Tembus US Open 2025, Janice Tjen jadi Petenis Tunggal Putri Indonesia Pertama di Grand Slam Setelah 21 Tahun
Keberhasilan yang luar biasa ini menandai akhir dari penantian panjang selama 21 tahun bagi Merah Putih di nomor tunggal putri pada ajang Grand Slam.
Sejarah baru tercipta dalam dunia olahraga Indonesia. Ini setelah petenis Janice Tjen berhasil mencapai babak utama US Open 2025, yang akan ditayangkan di Vidio.
Keberhasilan yang luar biasa ini menandai akhir dari penantian panjang selama 21 tahun bagi Merah Putih di nomor tunggal putri pada ajang Grand Slam.
Janice mengamankan tiket bersejarah tersebut setelah menunjukkan performa dominan di babak final kualifikasi yang dilaksanakan pada Jumat (22/8) malam. Doa berhasil mengalahkan petenis unggulan Jepang, Aoi Ito, dalam sebuah pertarungan yang berlangsung singkat namun menegangkan.
Pencapaian ini menjadikannya sebagai petenis tunggal putri Indonesia pertama yang berhasil lolos ke babak utama Grand Slam. Sebelumnya, prestasi serupa terakhir kali dicapai oleh Angelique Widjaja pada US Open 2004. Tentu saja, perjalanan Janice menuju pencapaian ini tidaklah mudah dan instan.
Performa gemilang yang ditunjukkannya sepanjang tahun 2025 menjadi faktor kunci di balik kesuksesan yang sangat membanggakan ini. Dengan dedikasi dan kerja keras, Janice telah membuktikan bahwa impian bisa menjadi kenyataan, dan kini ia menjadi inspirasi bagi banyak atlet muda di Indonesia.
Bermain Baik di Pertandingan Penentu
Janice Tjen menunjukkan penampilan yang sangat mengesankan dalam pertandingan final kualifikasi yang sangat penting. Dalam laga yang berlangsung di USTA Billie Jean King Tennis Center, New York, ia bermain dengan ketenangan dan rasa percaya diri yang tinggi.
Petenis asal Jakarta ini berhasil mengalahkan Aoi Ito, unggulan ketiga di babak kualifikasi, dengan skor yang sangat mencolok, yaitu 6-1, 6-2. Kemenangan yang luar biasa ini diraih dalam waktu yang singkat, hanya 49 menit, menunjukkan dominasi Janice di lapangan.
Statistik permainannya juga sangat mengesankan, dengan catatan nol unforced error.
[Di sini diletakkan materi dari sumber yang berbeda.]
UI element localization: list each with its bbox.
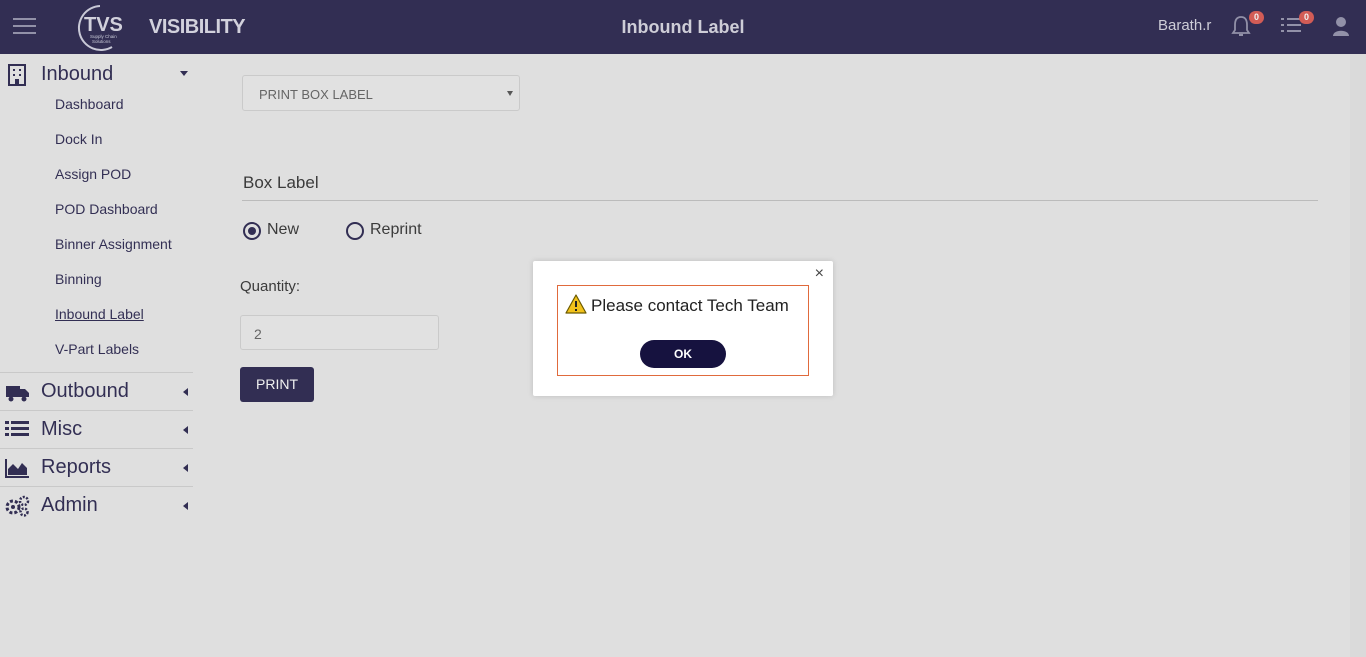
close-icon[interactable]: ×	[815, 265, 824, 283]
alert-box: Please contact Tech Team OK	[557, 285, 809, 376]
alert-dialog: × Please contact Tech Team OK	[533, 261, 833, 396]
alert-message: Please contact Tech Team	[591, 296, 789, 315]
ok-button[interactable]: OK	[640, 340, 726, 368]
warning-icon	[565, 294, 587, 314]
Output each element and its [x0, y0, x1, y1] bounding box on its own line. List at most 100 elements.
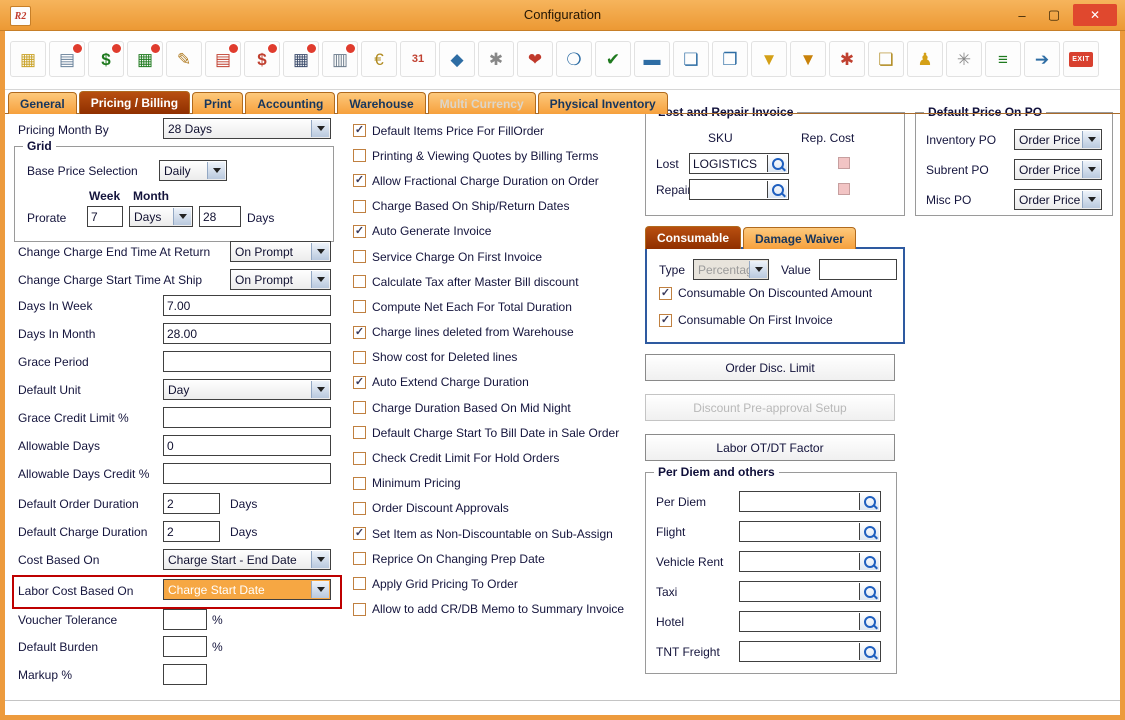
checkbox[interactable] [659, 314, 672, 327]
search-items-icon[interactable]: ❍ [556, 41, 592, 77]
tab-physical-inventory[interactable]: Physical Inventory [538, 92, 668, 114]
checkbox[interactable] [659, 287, 672, 300]
invoice-icon[interactable]: ▤ [205, 41, 241, 77]
prorate-week-input[interactable] [87, 206, 123, 227]
save-icon[interactable]: ▦ [10, 41, 46, 77]
minimize-button[interactable]: – [1007, 4, 1037, 26]
checkbox[interactable] [353, 225, 366, 238]
checkbox[interactable] [353, 300, 366, 313]
voucher-tolerance-input[interactable] [163, 609, 207, 630]
notes-icon[interactable]: ❏ [868, 41, 904, 77]
checkbox[interactable] [353, 250, 366, 263]
tab-print[interactable]: Print [192, 92, 243, 114]
filter-user-icon[interactable]: ▼ [790, 41, 826, 77]
grace-period-input[interactable] [163, 351, 331, 372]
id-card-icon[interactable]: ▬ [634, 41, 670, 77]
money-bag-icon[interactable]: € [361, 41, 397, 77]
shield-check-icon[interactable]: ✔ [595, 41, 631, 77]
config-gears-icon[interactable]: ✳ [946, 41, 982, 77]
checkbox[interactable] [353, 200, 366, 213]
vehicle-rent-input[interactable] [739, 551, 881, 572]
change-charge-start-time-select[interactable]: On Prompt [230, 269, 331, 290]
exit-icon[interactable]: EXIT [1063, 41, 1099, 77]
tab-consumable[interactable]: Consumable [645, 226, 741, 249]
calendar-31-icon[interactable]: 31 [400, 41, 436, 77]
checkbox[interactable] [353, 376, 366, 389]
checkbox[interactable] [353, 452, 366, 465]
hotel-lookup-button[interactable] [859, 613, 879, 630]
chart-icon[interactable]: ◆ [439, 41, 475, 77]
allowable-days-credit-input[interactable] [163, 463, 331, 484]
change-charge-end-time-select[interactable]: On Prompt [230, 241, 331, 262]
database-icon[interactable]: ≡ [985, 41, 1021, 77]
per-diem-lookup-button[interactable] [859, 493, 879, 510]
checkbox[interactable] [353, 174, 366, 187]
ledger-icon[interactable]: ▥ [322, 41, 358, 77]
repair-sku-input[interactable] [689, 179, 789, 200]
tab-pricing-billing[interactable]: Pricing / Billing [79, 91, 190, 114]
grace-credit-limit-input[interactable] [163, 407, 331, 428]
cash-register-icon[interactable]: $ [88, 41, 124, 77]
cost-based-on-select[interactable]: Charge Start - End Date [163, 549, 331, 570]
edit-icon[interactable]: ✎ [166, 41, 202, 77]
prorate-month-input[interactable] [199, 206, 241, 227]
allowable-days-input[interactable] [163, 435, 331, 456]
tnt-freight-input[interactable] [739, 641, 881, 662]
checkbox[interactable] [353, 401, 366, 414]
prorate-unit-select[interactable]: Days [129, 206, 193, 227]
user-icon[interactable]: ♟ [907, 41, 943, 77]
tools-icon[interactable]: ✱ [829, 41, 865, 77]
checkbox[interactable] [353, 326, 366, 339]
tab-general[interactable]: General [8, 92, 77, 114]
subrent-po-select[interactable]: Order Price [1014, 159, 1102, 180]
default-charge-duration-input[interactable] [163, 521, 220, 542]
checkbox[interactable] [353, 603, 366, 616]
labor-otdt-factor-button[interactable]: Labor OT/DT Factor [645, 434, 895, 461]
billing-calendar-icon[interactable]: ▦ [127, 41, 163, 77]
checkbox[interactable] [353, 527, 366, 540]
default-burden-input[interactable] [163, 636, 207, 657]
checkbox[interactable] [353, 552, 366, 565]
checkbox[interactable] [353, 124, 366, 137]
default-order-duration-input[interactable] [163, 493, 220, 514]
export-icon[interactable]: ➔ [1024, 41, 1060, 77]
repair-sku-lookup-button[interactable] [767, 181, 787, 198]
tnt-freight-lookup-button[interactable] [859, 643, 879, 660]
checkbox[interactable] [353, 502, 366, 515]
new-document-icon[interactable]: ❏ [673, 41, 709, 77]
value-input[interactable] [819, 259, 897, 280]
rate-grid-icon[interactable]: ▦ [283, 41, 319, 77]
flight-lookup-button[interactable] [859, 523, 879, 540]
base-price-selection-select[interactable]: Daily [159, 160, 227, 181]
gears-icon[interactable]: ✱ [478, 41, 514, 77]
lost-sku-lookup-button[interactable] [767, 155, 787, 172]
checkbox[interactable] [353, 577, 366, 590]
cherries-icon[interactable]: ❤ [517, 41, 553, 77]
taxi-input[interactable] [739, 581, 881, 602]
checkbox[interactable] [353, 149, 366, 162]
taxi-lookup-button[interactable] [859, 583, 879, 600]
checkbox[interactable] [353, 351, 366, 364]
tab-accounting[interactable]: Accounting [245, 92, 335, 114]
checkbox[interactable] [353, 426, 366, 439]
order-disc-limit-button[interactable]: Order Disc. Limit [645, 354, 895, 381]
labor-cost-based-on-select[interactable]: Charge Start Date [163, 579, 331, 600]
filter-icon[interactable]: ▼ [751, 41, 787, 77]
copy-document-icon[interactable]: ❐ [712, 41, 748, 77]
print-icon[interactable]: ▤ [49, 41, 85, 77]
price-dollar-icon[interactable]: $ [244, 41, 280, 77]
misc-po-select[interactable]: Order Price [1014, 189, 1102, 210]
tab-damage-waiver[interactable]: Damage Waiver [743, 227, 856, 249]
maximize-button[interactable]: ▢ [1039, 4, 1069, 26]
checkbox[interactable] [353, 477, 366, 490]
close-button[interactable]: ✕ [1073, 4, 1117, 26]
vehicle-rent-lookup-button[interactable] [859, 553, 879, 570]
pricing-month-by-select[interactable]: 28 Days [163, 118, 331, 139]
checkbox[interactable] [353, 275, 366, 288]
days-in-month-input[interactable] [163, 323, 331, 344]
tab-warehouse[interactable]: Warehouse [337, 92, 425, 114]
hotel-input[interactable] [739, 611, 881, 632]
per-diem-input[interactable] [739, 491, 881, 512]
inventory-po-select[interactable]: Order Price [1014, 129, 1102, 150]
lost-sku-input[interactable]: LOGISTICS [689, 153, 789, 174]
Kemenangan ini menjadi semakin istimewa karena Ito sebenarnya sedang dalam performa puncaknya setelah mengalahkan dua petenis yang berada di peringkat top 10 dunia.
Hasil Kerja Keras Selama Satu Tahun
Kepastian Janice untuk melangkah ke babak utama US Open 2025 bukanlah hasil dari kebetulan. Ini adalah hasil dari ketekunan, semangat, dan usaha yang telah ia curahkan sepanjang musim kompetisi ini. Namanya mulai mencuat di dunia tenis internasional setelah ia diakui sebagai ITF Player of the Month selama dua bulan berturut-turut.
Pada bulan Mei dan Juni, dia bahkan mencatatkan prestasi luar biasa dengan 42 set tanpa kekalahan. Sebelum berangkat ke New York, dia juga berhasil menunjukkan performa yang mengesankan di tur Amerika Serikat.
Dia berhasil meraih posisi runner-up di dua turnamen ITF level W75 dan W100 secara berurutan pada awal bulan Agustus.
Mengakhiri Penantian Selama 21 Tahun
Keberhasilan Janice Tjen memiliki arti yang sangat penting bagi kebangkitan tenis Indonesia. Dia berhasil mengakhiri penantian panjang prestasi Merah Putih di tingkat tertinggi tunggal putri dunia.
Kini, Janice secara resmi mengikuti jejak legenda tenis Indonesia, Angelique Widjaja. Dia menjadi pemain tunggal putri pertama yang berhasil mencapai babak utama Grand Slam setelah 21 tahun berlalu.
Saat ini, petenis berusia 23 tahun tersebut memiliki kesempatan untuk meraih prestasi yang lebih gemilang. Dia siap menjadi ikon baru bagi tenis putri Indonesia dan mengangkat nama bangsa di kancah internasional. Dengan semangat dan dedikasi yang tinggi, Janice bertekad untuk membawa tenis Indonesia ke level yang lebih tinggi dan menginspirasi generasi mendatang. Seperti yang ia ungkapkan, "Saya ingin memberikan yang terbaik untuk negara dan membuktikan bahwa kita bisa bersaing di dunia."